Ammonia induces RNA oxidation in cultured astrocytes and brain in vivo

Oxidative stress plays a major role in cerebral ammonia toxicity and the pathogenesis of hepatic encephalopathy (HE). As shown in this study, ammonia induces a rapid RNA oxidation in cultured rat astrocytes, vital mouse brain slices, and rat brain in vivo. Ammonia‐induced RNA oxidation in cultured astrocytes is reversible and sensitive to MK‐801, 1,2‐Bis(o‐aminophenoxy)ethane‐N,N,N′,N′‐tetraacetic acid, apocynin, epigallocatechin gallate, and polyphenon 60, suggesting the involvement of N −methyl− D ‐aspartic acid (NMDA) receptor activation, Ca 2+ , nicotinamide adenine dinucleotide phosphate, and reduced form (NADPH) oxidase‐dependent oxidative stress. Also, hypo‐osmolarity, tumor necrosis factor alpha (TNF‐α), and diazepam increase RNA oxidation in cultured astrocytes, suggesting that the action of different HE‐precipitating factors converges at the level of RNA oxidation. Among the oxidized RNA species, 18S‐rRNA and the messenger RNA (mRNA) coding for the glutamate/aspartate transporter (GLAST) were identified.
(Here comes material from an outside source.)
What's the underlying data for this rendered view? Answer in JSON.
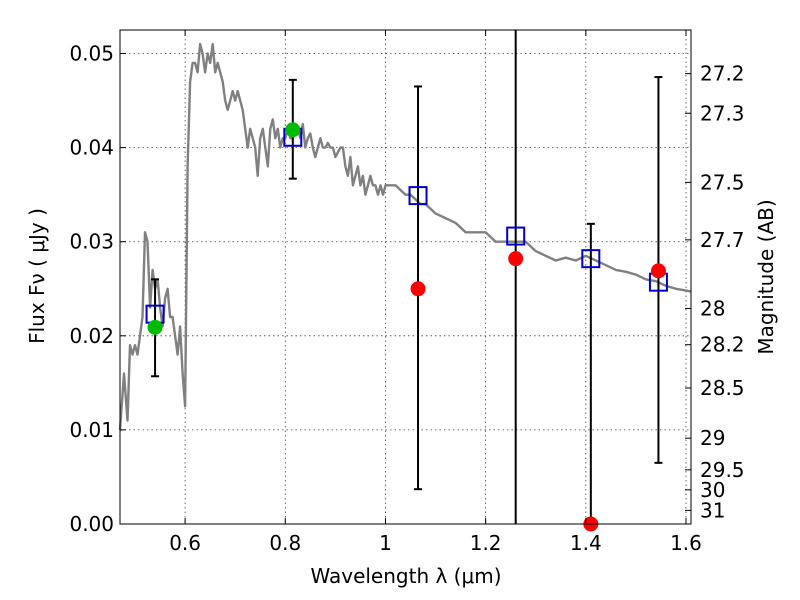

Cerebral RNA oxidation in acutely ammonia‐loaded rats in vivo is reversible and predominates in neuronal soma and perivascular astrocyte processes. In neuronal dendrites, oxidized RNA colocalizes with the RNA‐binding splicing protein neurooncological ventral antigen (NOVA)‐2 within putative RNA transport granules, which are also found in close vicinity to postsynaptic spines. This indicates that oxidized RNA species may participate in postsynaptic protein synthesis, which is a biochemical substrate for learning and memory consolidation. Neuronal and astroglial RNA oxidation increases also in vital mouse brain slices treated with ammonia and TNF‐α, respectively. Conclusion: Cerebral RNA oxidation is identified as a not yet recognized consequence of acute ammonia intoxication. RNA oxidation may affect gene expression and local protein synthesis and thereby provide another link between reactive oxygen species (ROS)/reactive nitrogen oxide species (RNOS) production and ammonia toxicity. (H EPATOLOGY 2008.)